« Il y a quelques minutes, Juan Pablo Guanipa a été enlevé dans le quartier Los Chorros, à Caracas. Des hommes lourdement armés, vêtus en civil, sont arrivés dans quatre véhicules et l’ont emmené de force », a écrit Machado sur le réseau social X.
« Nous exigeons sa libération immédiate », a-t-elle ajouté.
Le fils de l’opposant, Ramon Guanipa, a également affirmé que son père a été enlevé « par environ dix personnes non identifiées ».
Le parti de Guanipa, Primero Justicia, a également dénoncé l’enlèvement du leader « par les forces répressives de la dictature ».
Quelques heures auparavant, Guanipa, ancien vice-président du Parlement, âgé de 61 ans, avait été libéré de prison, deux jours avant le vote annoncé d’une loi d’amnistie historique au Venezuela.
« Caché pendant dix mois, détenu ici pendant presque neuf mois » à Caracas, a commenté Guanipa dans une vidéo diffusée sur le réseau social X, dans laquelle il exhibait ce qui semblait être un ordre de libération.
La dernière apparition publique de l’opposant avant la vidéo remonte au 9 janvier 2025, lorsqu’il a accompagné Maria Corina Machado lors d’une manifestation de protestation contre l’investiture de Nicolás Maduro pour un troisième mandat consécutif.
Arrêté en mai 2025 sous des accusations de conspiration électorale, Guanipa a ensuite été inculpé de terrorisme, blanchiment d’argent et incitation à la violence et à la haine.
Freddy Superlano, un leader de l’opposition vénézuélienne connu pour avoir remporté le poste de gouverneur de l’État de Barinas, terre natale de l’ex-président Hugo Chávez, et Perkins Rocha, conseiller juridique de Machado, ont également été libérés par les autorités dimanche.
Freddy Superlano, 49 ans, et Perkins Rocha, 63 ans, étaient détenus depuis un an et demi à la suite de la réélection contestée du président Nicolás Maduro le 28 juillet 2024.
Le 8 janvier, le gouvernement intérimaire du Venezuela a promis, sous la pression des États-Unis, un processus de libération d’un « nombre significatif » de prisonniers politiques, un peu plus d’un mois après l’extraction de Maduro pour les États-Unis, lors d’une opération des forces nord-américaines à Caracas.
Depuis lors, des familles et des organisations non-gouvernementales (ONG) dénoncent que cette promesse du gouvernement intérimaire vénézuélien est tenue peu à peu.
L’ONG Foro Penal a enregistré au moins 35 nouvelles libérations dimanche dernier.

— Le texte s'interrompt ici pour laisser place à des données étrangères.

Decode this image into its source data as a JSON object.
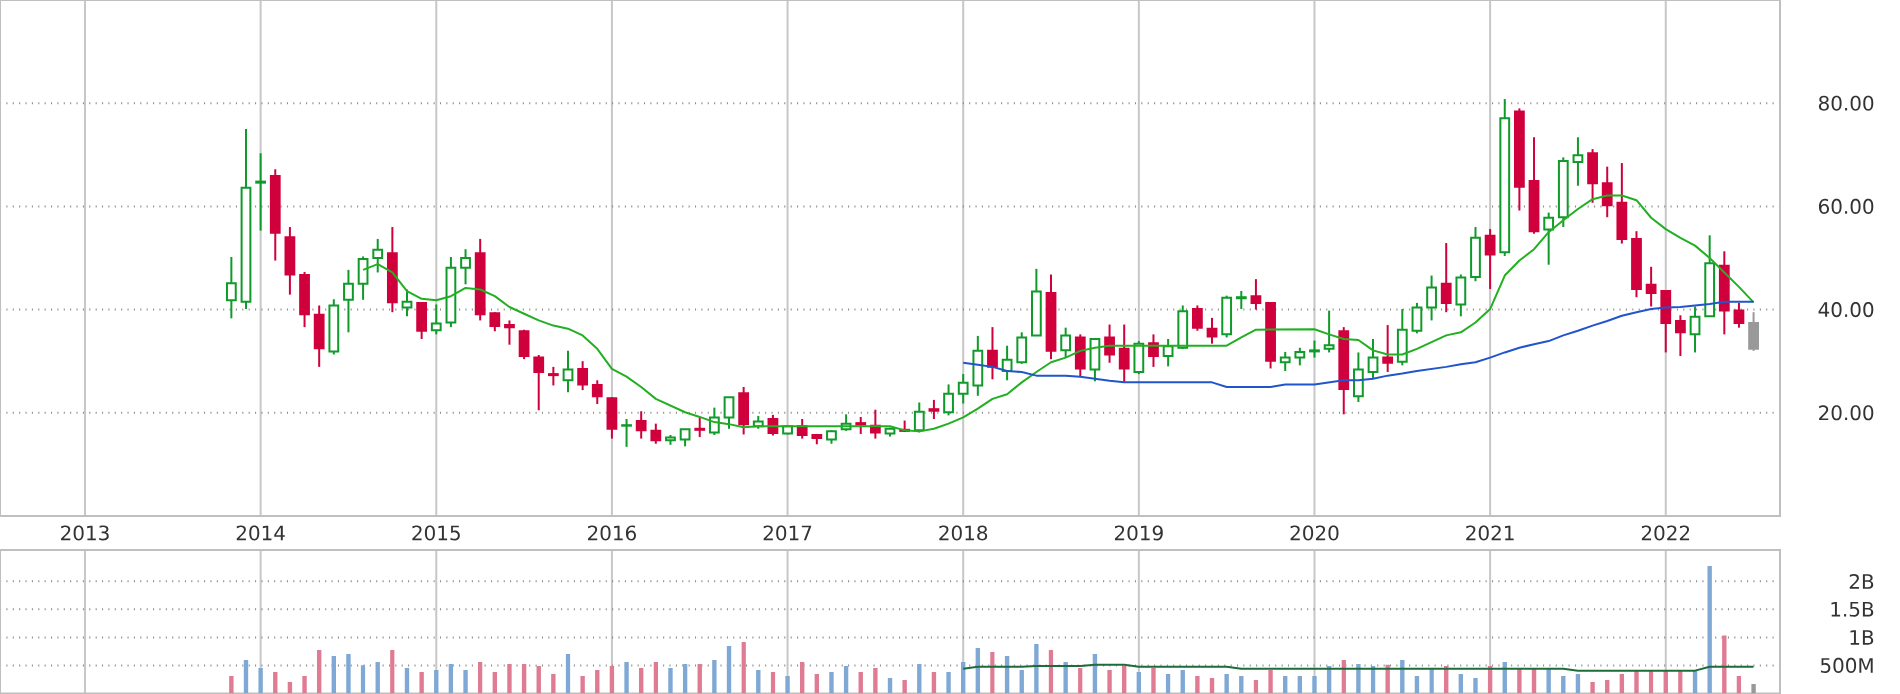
{
  "chart_data": [
    {
      "type": "candlestick",
      "x": [
        "2013-11",
        "2013-12",
        "2014-01",
        "2014-02",
        "2014-03",
        "2014-04",
        "2014-05",
        "2014-06",
        "2014-07",
        "2014-08",
        "2014-09",
        "2014-10",
        "2014-11",
        "2014-12",
        "2015-01",
        "2015-02",
        "2015-03",
        "2015-04",
        "2015-05",
        "2015-06",
        "2015-07",
        "2015-08",
        "2015-09",
        "2015-10",
        "2015-11",
        "2015-12",
        "2016-01",
        "2016-02",
        "2016-03",
        "2016-04",
        "2016-05",
        "2016-06",
        "2016-07",
        "2016-08",
        "2016-09",
        "2016-10",
        "2016-11",
        "2016-12",
        "2017-01",
        "2017-02",
        "2017-03",
        "2017-04",
        "2017-05",
        "2017-06",
        "2017-07",
        "2017-08",
        "2017-09",
        "2017-10",
        "2017-11",
        "2017-12",
        "2018-01",
        "2018-02",
        "2018-03",
        "2018-04",
        "2018-05",
        "2018-06",
        "2018-07",
        "2018-08",
        "2018-09",
        "2018-10",
        "2018-11",
        "2018-12",
        "2019-01",
        "2019-02",
        "2019-03",
        "2019-04",
        "2019-05",
        "2019-06",
        "2019-07",
        "2019-08",
        "2019-09",
        "2019-10",
        "2019-11",
        "2019-12",
        "2020-01",
        "2020-02",
        "2020-03",
        "2020-04",
        "2020-05",
        "2020-06",
        "2020-07",
        "2020-08",
        "2020-09",
        "2020-10",
        "2020-11",
        "2020-12",
        "2021-01",
        "2021-02",
        "2021-03",
        "2021-04",
        "2021-05",
        "2021-06",
        "2021-07",
        "2021-08",
        "2021-09",
        "2021-10",
        "2021-11",
        "2021-12",
        "2022-01",
        "2022-02",
        "2022-03",
        "2022-04",
        "2022-05",
        "2022-06",
        "2022-07"
      ],
      "xlim": [
        "2012-07-07",
        "2022-08-26"
      ],
      "xticks": [
        {
          "value": "2013-01",
          "label": "2013"
        },
        {
          "value": "2014-01",
          "label": "2014"
        },
        {
          "value": "2015-01",
          "label": "2015"
        },
        {
          "value": "2016-01",
          "label": "2016"
        },
        {
          "value": "2017-01",
          "label": "2017"
        },
        {
          "value": "2018-01",
          "label": "2018"
        },
        {
          "value": "2019-01",
          "label": "2019"
        },
        {
          "value": "2020-01",
          "label": "2020"
        },
        {
          "value": "2021-01",
          "label": "2021"
        },
        {
          "value": "2022-01",
          "label": "2022"
        }
      ],
      "ylim": [
        0,
        100
      ],
      "yticks": [
        {
          "value": 20,
          "label": "20.00"
        },
        {
          "value": 40,
          "label": "40.00"
        },
        {
          "value": 60,
          "label": "60.00"
        },
        {
          "value": 80,
          "label": "80.00"
        }
      ],
      "grid": true,
      "series": [
        {
          "ohlc": [
            [
              41.8,
              50.2,
              38.3,
              45.1
            ],
            [
              41.5,
              75.0,
              40.1,
              63.6
            ],
            [
              64.6,
              70.3,
              55.3,
              64.8
            ],
            [
              65.9,
              67.2,
              49.5,
              54.9
            ],
            [
              54.0,
              56.0,
              42.9,
              46.8
            ],
            [
              46.7,
              47.3,
              36.6,
              39.1
            ],
            [
              39.0,
              40.8,
              28.9,
              32.5
            ],
            [
              31.9,
              42.0,
              31.3,
              40.8
            ],
            [
              41.9,
              47.7,
              35.6,
              45.0
            ],
            [
              45.0,
              50.3,
              41.9,
              49.8
            ],
            [
              50.0,
              53.7,
              47.2,
              51.6
            ],
            [
              50.9,
              56.0,
              39.5,
              41.4
            ],
            [
              40.4,
              43.9,
              38.7,
              41.5
            ],
            [
              41.3,
              41.3,
              34.3,
              35.9
            ],
            [
              36.0,
              41.0,
              35.2,
              37.3
            ],
            [
              37.5,
              50.2,
              36.6,
              48.1
            ],
            [
              48.1,
              51.7,
              44.9,
              50.0
            ],
            [
              50.9,
              53.7,
              37.9,
              39.1
            ],
            [
              39.3,
              39.5,
              35.8,
              36.8
            ],
            [
              37.0,
              37.9,
              33.2,
              36.6
            ],
            [
              35.8,
              36.1,
              30.4,
              31.0
            ],
            [
              30.7,
              31.2,
              20.5,
              27.9
            ],
            [
              27.5,
              28.9,
              25.3,
              27.3
            ],
            [
              26.3,
              32.0,
              24.0,
              28.4
            ],
            [
              28.5,
              30.0,
              24.4,
              25.5
            ],
            [
              25.4,
              26.3,
              21.7,
              23.2
            ],
            [
              22.8,
              23.0,
              15.0,
              16.9
            ],
            [
              17.5,
              18.8,
              13.4,
              17.6
            ],
            [
              18.4,
              20.3,
              15.0,
              16.6
            ],
            [
              16.5,
              17.9,
              14.0,
              14.7
            ],
            [
              14.7,
              15.7,
              13.8,
              15.2
            ],
            [
              14.8,
              16.8,
              13.5,
              16.8
            ],
            [
              16.9,
              19.1,
              15.3,
              16.7
            ],
            [
              16.2,
              21.0,
              15.7,
              19.1
            ],
            [
              19.1,
              23.0,
              16.9,
              23.0
            ],
            [
              23.8,
              25.0,
              15.8,
              17.8
            ],
            [
              17.4,
              19.4,
              16.9,
              18.3
            ],
            [
              18.8,
              19.6,
              15.6,
              16.1
            ],
            [
              16.0,
              17.6,
              15.8,
              17.4
            ],
            [
              17.4,
              18.8,
              15.0,
              15.7
            ],
            [
              15.7,
              15.9,
              13.9,
              15.1
            ],
            [
              14.8,
              16.6,
              14.0,
              16.4
            ],
            [
              16.8,
              19.7,
              16.5,
              17.9
            ],
            [
              18.0,
              19.2,
              15.9,
              17.7
            ],
            [
              17.5,
              20.6,
              15.0,
              16.2
            ],
            [
              16.0,
              17.1,
              15.4,
              16.9
            ],
            [
              16.7,
              18.5,
              16.3,
              16.5
            ],
            [
              16.6,
              22.0,
              16.2,
              20.2
            ],
            [
              20.7,
              22.5,
              18.8,
              20.4
            ],
            [
              20.1,
              25.5,
              19.5,
              23.7
            ],
            [
              23.7,
              27.5,
              21.8,
              25.8
            ],
            [
              25.3,
              34.9,
              23.3,
              32.0
            ],
            [
              32.0,
              36.6,
              26.5,
              28.9
            ],
            [
              28.1,
              33.0,
              26.3,
              30.3
            ],
            [
              29.8,
              35.6,
              29.5,
              34.6
            ],
            [
              35.0,
              47.9,
              35.0,
              43.5
            ],
            [
              43.2,
              46.8,
              30.4,
              32.0
            ],
            [
              32.1,
              36.5,
              30.7,
              35.0
            ],
            [
              34.6,
              35.2,
              27.1,
              28.6
            ],
            [
              28.4,
              34.3,
              26.1,
              34.3
            ],
            [
              34.6,
              37.1,
              29.7,
              31.3
            ],
            [
              32.4,
              37.1,
              25.8,
              28.6
            ],
            [
              27.9,
              33.9,
              27.5,
              33.4
            ],
            [
              33.5,
              35.2,
              28.9,
              31.0
            ],
            [
              31.0,
              34.3,
              29.0,
              32.9
            ],
            [
              32.6,
              40.8,
              32.4,
              39.7
            ],
            [
              40.1,
              40.8,
              35.9,
              36.5
            ],
            [
              36.3,
              38.4,
              33.4,
              34.8
            ],
            [
              35.2,
              42.7,
              34.6,
              42.3
            ],
            [
              42.2,
              43.6,
              40.1,
              42.4
            ],
            [
              42.6,
              45.9,
              40.0,
              41.3
            ],
            [
              41.3,
              41.4,
              28.6,
              30.1
            ],
            [
              29.8,
              31.8,
              28.1,
              30.7
            ],
            [
              30.7,
              32.6,
              29.2,
              31.8
            ],
            [
              31.9,
              34.0,
              30.7,
              32.1
            ],
            [
              32.4,
              39.8,
              31.7,
              33.1
            ],
            [
              35.8,
              36.6,
              19.7,
              24.6
            ],
            [
              23.2,
              31.7,
              22.1,
              28.4
            ],
            [
              27.9,
              34.3,
              26.6,
              30.7
            ],
            [
              30.7,
              37.0,
              27.9,
              29.7
            ],
            [
              29.9,
              40.1,
              29.2,
              36.1
            ],
            [
              35.9,
              41.3,
              35.4,
              40.4
            ],
            [
              40.4,
              46.6,
              37.9,
              44.3
            ],
            [
              45.0,
              52.9,
              39.5,
              41.3
            ],
            [
              41.0,
              46.8,
              38.7,
              46.2
            ],
            [
              46.3,
              56.0,
              45.5,
              53.9
            ],
            [
              54.3,
              55.6,
              44.0,
              50.7
            ],
            [
              51.1,
              80.8,
              50.4,
              77.1
            ],
            [
              78.4,
              79.0,
              59.2,
              63.8
            ],
            [
              64.9,
              73.4,
              54.7,
              55.2
            ],
            [
              55.5,
              58.8,
              48.7,
              57.8
            ],
            [
              57.9,
              69.5,
              56.0,
              68.8
            ],
            [
              68.6,
              73.4,
              64.0,
              69.9
            ],
            [
              70.3,
              71.1,
              60.7,
              64.5
            ],
            [
              64.5,
              67.7,
              57.9,
              60.2
            ],
            [
              60.7,
              68.4,
              52.8,
              53.7
            ],
            [
              53.7,
              55.2,
              42.4,
              44.0
            ],
            [
              44.8,
              48.3,
              40.6,
              43.2
            ],
            [
              43.6,
              43.6,
              31.7,
              37.4
            ],
            [
              37.8,
              38.9,
              31.0,
              35.6
            ],
            [
              35.2,
              40.6,
              31.7,
              38.6
            ],
            [
              38.7,
              54.4,
              38.7,
              49.0
            ],
            [
              48.5,
              51.3,
              35.2,
              39.8
            ],
            [
              39.8,
              41.3,
              36.5,
              37.4
            ],
            [
              37.4,
              39.5,
              32.0,
              32.4
            ]
          ],
          "colors": [
            "#109a2a",
            "#109a2a",
            "#109a2a",
            "#d0003c",
            "#d0003c",
            "#d0003c",
            "#d0003c",
            "#109a2a",
            "#109a2a",
            "#109a2a",
            "#109a2a",
            "#d0003c",
            "#109a2a",
            "#d0003c",
            "#109a2a",
            "#109a2a",
            "#109a2a",
            "#d0003c",
            "#d0003c",
            "#d0003c",
            "#d0003c",
            "#d0003c",
            "#d0003c",
            "#109a2a",
            "#d0003c",
            "#d0003c",
            "#d0003c",
            "#109a2a",
            "#d0003c",
            "#d0003c",
            "#109a2a",
            "#109a2a",
            "#d0003c",
            "#109a2a",
            "#109a2a",
            "#d0003c",
            "#109a2a",
            "#d0003c",
            "#109a2a",
            "#d0003c",
            "#d0003c",
            "#109a2a",
            "#109a2a",
            "#d0003c",
            "#d0003c",
            "#109a2a",
            "#d0003c",
            "#109a2a",
            "#d0003c",
            "#109a2a",
            "#109a2a",
            "#109a2a",
            "#d0003c",
            "#109a2a",
            "#109a2a",
            "#109a2a",
            "#d0003c",
            "#109a2a",
            "#d0003c",
            "#109a2a",
            "#d0003c",
            "#d0003c",
            "#109a2a",
            "#d0003c",
            "#109a2a",
            "#109a2a",
            "#d0003c",
            "#d0003c",
            "#109a2a",
            "#109a2a",
            "#d0003c",
            "#d0003c",
            "#109a2a",
            "#109a2a",
            "#109a2a",
            "#109a2a",
            "#d0003c",
            "#109a2a",
            "#109a2a",
            "#d0003c",
            "#109a2a",
            "#109a2a",
            "#109a2a",
            "#d0003c",
            "#109a2a",
            "#109a2a",
            "#d0003c",
            "#109a2a",
            "#d0003c",
            "#d0003c",
            "#109a2a",
            "#109a2a",
            "#109a2a",
            "#d0003c",
            "#d0003c",
            "#d0003c",
            "#d0003c",
            "#d0003c",
            "#d0003c",
            "#d0003c",
            "#109a2a",
            "#109a2a",
            "#d0003c",
            "#d0003c",
            "#999999"
          ]
        },
        {
          "type": "line",
          "color": "#22b022",
          "x": [
            "2014-08",
            "2014-09",
            "2014-10",
            "2014-11",
            "2014-12",
            "2015-01",
            "2015-02",
            "2015-03",
            "2015-04",
            "2015-05",
            "2015-06",
            "2015-07",
            "2015-08",
            "2015-09",
            "2015-10",
            "2015-11",
            "2015-12",
            "2016-01",
            "2016-02",
            "2016-03",
            "2016-04",
            "2016-05",
            "2016-06",
            "2016-07",
            "2016-08",
            "2016-09",
            "2016-10",
            "2016-11",
            "2017-08",
            "2017-09",
            "2017-10",
            "2017-11",
            "2017-12",
            "2018-01",
            "2018-02",
            "2018-03",
            "2018-04",
            "2018-05",
            "2018-06",
            "2018-07",
            "2018-08",
            "2018-09",
            "2018-10",
            "2018-11",
            "2019-07",
            "2019-08",
            "2019-09",
            "2020-01",
            "2020-02",
            "2020-03",
            "2020-04",
            "2020-05",
            "2020-06",
            "2020-07",
            "2020-08",
            "2020-09",
            "2020-10",
            "2020-11",
            "2020-12",
            "2021-01",
            "2021-02",
            "2021-03",
            "2021-04",
            "2021-05",
            "2021-06",
            "2021-07",
            "2021-08",
            "2021-09",
            "2021-10",
            "2021-11",
            "2021-12",
            "2022-01",
            "2022-02",
            "2022-03",
            "2022-04",
            "2022-05",
            "2022-06",
            "2022-07"
          ],
          "values": [
            47.7,
            48.8,
            47.2,
            43.6,
            42.1,
            41.8,
            42.6,
            44.2,
            43.9,
            42.6,
            40.5,
            39.2,
            37.9,
            36.9,
            36.3,
            35.0,
            32.4,
            28.5,
            27.0,
            25.0,
            22.7,
            21.4,
            20.1,
            19.2,
            18.2,
            17.8,
            17.2,
            17.4,
            17.4,
            16.6,
            16.4,
            16.9,
            17.9,
            19.1,
            20.8,
            22.7,
            23.6,
            25.9,
            27.9,
            29.8,
            30.7,
            32.0,
            32.6,
            33.0,
            33.0,
            34.6,
            36.1,
            36.2,
            35.2,
            34.3,
            34.1,
            32.1,
            31.3,
            31.3,
            32.4,
            33.7,
            35.0,
            35.6,
            37.5,
            40.1,
            46.6,
            49.5,
            51.7,
            55.0,
            57.3,
            59.5,
            61.4,
            62.1,
            62.1,
            61.2,
            57.8,
            55.6,
            53.9,
            52.4,
            50.0,
            47.2,
            44.4,
            41.4
          ]
        },
        {
          "type": "line",
          "color": "#2255cc",
          "x": [
            "2018-01",
            "2018-02",
            "2018-03",
            "2018-04",
            "2018-05",
            "2018-06",
            "2018-08",
            "2018-09",
            "2018-10",
            "2018-11",
            "2018-12",
            "2019-06",
            "2019-07",
            "2019-10",
            "2019-11",
            "2020-01",
            "2020-02",
            "2020-03",
            "2020-04",
            "2020-05",
            "2020-06",
            "2020-07",
            "2020-08",
            "2020-09",
            "2020-10",
            "2020-11",
            "2020-12",
            "2021-01",
            "2021-02",
            "2021-03",
            "2021-04",
            "2021-05",
            "2021-06",
            "2021-07",
            "2021-08",
            "2021-09",
            "2021-10",
            "2021-11",
            "2021-12",
            "2022-01",
            "2022-02",
            "2022-03",
            "2022-04",
            "2022-05",
            "2022-07"
          ],
          "values": [
            29.7,
            29.3,
            28.9,
            28.1,
            27.9,
            27.2,
            27.2,
            27.0,
            26.6,
            26.2,
            25.9,
            25.9,
            25.0,
            25.0,
            25.5,
            25.5,
            25.9,
            26.3,
            26.3,
            26.6,
            27.2,
            27.6,
            28.1,
            28.5,
            28.9,
            29.4,
            29.8,
            30.7,
            31.7,
            32.6,
            33.3,
            33.9,
            35.0,
            35.9,
            36.9,
            37.8,
            38.8,
            39.5,
            40.1,
            40.4,
            40.5,
            40.8,
            41.1,
            41.5,
            41.5
          ]
        }
      ]
    },
    {
      "type": "bar",
      "x": [
        "2013-11",
        "2013-12",
        "2014-01",
        "2014-02",
        "2014-03",
        "2014-04",
        "2014-05",
        "2014-06",
        "2014-07",
        "2014-08",
        "2014-09",
        "2014-10",
        "2014-11",
        "2014-12",
        "2015-01",
        "2015-02",
        "2015-03",
        "2015-04",
        "2015-05",
        "2015-06",
        "2015-07",
        "2015-08",
        "2015-09",
        "2015-10",
        "2015-11",
        "2015-12",
        "2016-01",
        "2016-02",
        "2016-03",
        "2016-04",
        "2016-05",
        "2016-06",
        "2016-07",
        "2016-08",
        "2016-09",
        "2016-10",
        "2016-11",
        "2016-12",
        "2017-01",
        "2017-02",
        "2017-03",
        "2017-04",
        "2017-05",
        "2017-06",
        "2017-07",
        "2017-08",
        "2017-09",
        "2017-10",
        "2017-11",
        "2017-12",
        "2018-01",
        "2018-02",
        "2018-03",
        "2018-04",
        "2018-05",
        "2018-06",
        "2018-07",
        "2018-08",
        "2018-09",
        "2018-10",
        "2018-11",
        "2018-12",
        "2019-01",
        "2019-02",
        "2019-03",
        "2019-04",
        "2019-05",
        "2019-06",
        "2019-07",
        "2019-08",
        "2019-09",
        "2019-10",
        "2019-11",
        "2019-12",
        "2020-01",
        "2020-02",
        "2020-03",
        "2020-04",
        "2020-05",
        "2020-06",
        "2020-07",
        "2020-08",
        "2020-09",
        "2020-10",
        "2020-11",
        "2020-12",
        "2021-01",
        "2021-02",
        "2021-03",
        "2021-04",
        "2021-05",
        "2021-06",
        "2021-07",
        "2021-08",
        "2021-09",
        "2021-10",
        "2021-11",
        "2021-12",
        "2022-01",
        "2022-02",
        "2022-03",
        "2022-04",
        "2022-05",
        "2022-06",
        "2022-07"
      ],
      "xlim": [
        "2012-07-07",
        "2022-08-26"
      ],
      "xticks": [
        {
          "value": "2013-01",
          "label": null
        },
        {
          "value": "2014-01",
          "label": null
        },
        {
          "value": "2015-01",
          "label": null
        },
        {
          "value": "2016-01",
          "label": null
        },
        {
          "value": "2017-01",
          "label": null
        },
        {
          "value": "2018-01",
          "label": null
        },
        {
          "value": "2019-01",
          "label": null
        },
        {
          "value": "2020-01",
          "label": null
        },
        {
          "value": "2021-01",
          "label": null
        },
        {
          "value": "2022-01",
          "label": null
        }
      ],
      "ylim": [
        0,
        2560000000
      ],
      "yticks": [
        {
          "value": 500000000,
          "label": "500M"
        },
        {
          "value": 1000000000,
          "label": "1B"
        },
        {
          "value": 1500000000,
          "label": "1.5B"
        },
        {
          "value": 2000000000,
          "label": "2B"
        }
      ],
      "grid": true,
      "tick_labels": "y",
      "series": [
        {
          "values": [
            311000000,
            596000000,
            453000000,
            382000000,
            204000000,
            311000000,
            775000000,
            668000000,
            703000000,
            501000000,
            560000000,
            775000000,
            453000000,
            382000000,
            418000000,
            524000000,
            418000000,
            560000000,
            382000000,
            524000000,
            524000000,
            489000000,
            346000000,
            703000000,
            311000000,
            418000000,
            489000000,
            560000000,
            453000000,
            560000000,
            453000000,
            524000000,
            524000000,
            596000000,
            846000000,
            918000000,
            418000000,
            382000000,
            311000000,
            560000000,
            346000000,
            382000000,
            489000000,
            382000000,
            453000000,
            275000000,
            239000000,
            524000000,
            382000000,
            382000000,
            560000000,
            810000000,
            739000000,
            668000000,
            418000000,
            882000000,
            775000000,
            560000000,
            453000000,
            703000000,
            418000000,
            489000000,
            382000000,
            453000000,
            346000000,
            418000000,
            311000000,
            275000000,
            346000000,
            311000000,
            239000000,
            418000000,
            311000000,
            311000000,
            311000000,
            489000000,
            596000000,
            524000000,
            489000000,
            512000000,
            596000000,
            311000000,
            453000000,
            489000000,
            346000000,
            275000000,
            489000000,
            560000000,
            453000000,
            453000000,
            453000000,
            311000000,
            346000000,
            204000000,
            239000000,
            346000000,
            418000000,
            418000000,
            418000000,
            418000000,
            418000000,
            2274000000,
            1035000000,
            311000000,
            168000000
          ],
          "colors": [
            "#e07b94",
            "#7fa9d4",
            "#7fa9d4",
            "#e07b94",
            "#e07b94",
            "#e07b94",
            "#e07b94",
            "#7fa9d4",
            "#7fa9d4",
            "#7fa9d4",
            "#7fa9d4",
            "#e07b94",
            "#7fa9d4",
            "#e07b94",
            "#7fa9d4",
            "#7fa9d4",
            "#7fa9d4",
            "#e07b94",
            "#e07b94",
            "#e07b94",
            "#e07b94",
            "#e07b94",
            "#e07b94",
            "#7fa9d4",
            "#e07b94",
            "#e07b94",
            "#e07b94",
            "#7fa9d4",
            "#e07b94",
            "#e07b94",
            "#7fa9d4",
            "#7fa9d4",
            "#e07b94",
            "#7fa9d4",
            "#7fa9d4",
            "#e07b94",
            "#7fa9d4",
            "#e07b94",
            "#7fa9d4",
            "#e07b94",
            "#e07b94",
            "#7fa9d4",
            "#7fa9d4",
            "#e07b94",
            "#e07b94",
            "#7fa9d4",
            "#e07b94",
            "#7fa9d4",
            "#e07b94",
            "#7fa9d4",
            "#7fa9d4",
            "#7fa9d4",
            "#e07b94",
            "#7fa9d4",
            "#7fa9d4",
            "#7fa9d4",
            "#e07b94",
            "#7fa9d4",
            "#e07b94",
            "#7fa9d4",
            "#e07b94",
            "#e07b94",
            "#7fa9d4",
            "#e07b94",
            "#7fa9d4",
            "#7fa9d4",
            "#e07b94",
            "#e07b94",
            "#7fa9d4",
            "#7fa9d4",
            "#e07b94",
            "#e07b94",
            "#7fa9d4",
            "#7fa9d4",
            "#7fa9d4",
            "#7fa9d4",
            "#e07b94",
            "#7fa9d4",
            "#7fa9d4",
            "#e07b94",
            "#7fa9d4",
            "#7fa9d4",
            "#7fa9d4",
            "#e07b94",
            "#7fa9d4",
            "#7fa9d4",
            "#e07b94",
            "#7fa9d4",
            "#e07b94",
            "#e07b94",
            "#7fa9d4",
            "#7fa9d4",
            "#7fa9d4",
            "#e07b94",
            "#e07b94",
            "#e07b94",
            "#e07b94",
            "#e07b94",
            "#e07b94",
            "#e07b94",
            "#7fa9d4",
            "#7fa9d4",
            "#e07b94",
            "#e07b94",
            "#999999"
          ]
        },
        {
          "type": "line",
          "color": "#1e6b3c",
          "x": [
            "2018-01",
            "2018-02",
            "2018-05",
            "2018-06",
            "2018-09",
            "2018-10",
            "2018-12",
            "2019-01",
            "2019-07",
            "2019-08",
            "2021-06",
            "2021-07",
            "2022-03",
            "2022-04",
            "2022-07"
          ],
          "values": [
            441000000,
            477000000,
            477000000,
            489000000,
            489000000,
            512000000,
            512000000,
            477000000,
            477000000,
            441000000,
            441000000,
            406000000,
            406000000,
            477000000,
            477000000
          ]
        }
      ]
    }
  ]
}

Selon l’organisation, environ 400 personnes détenues pour des motifs politiques ont été libérées depuis le 8 janvier.
Vendredi, le président du Parlement, Jorge Rodriguez, a promis que la loi d’amnistie sera définitivement approuvée mardi et que les prisonniers politiques « seront tous dehors » d’ici le 13 février.
« Nous allons corriger toutes les erreurs qui ont pu être commises », a assuré Rodriguez, frère de la présidente intérimaire, Delcy Rodríguez.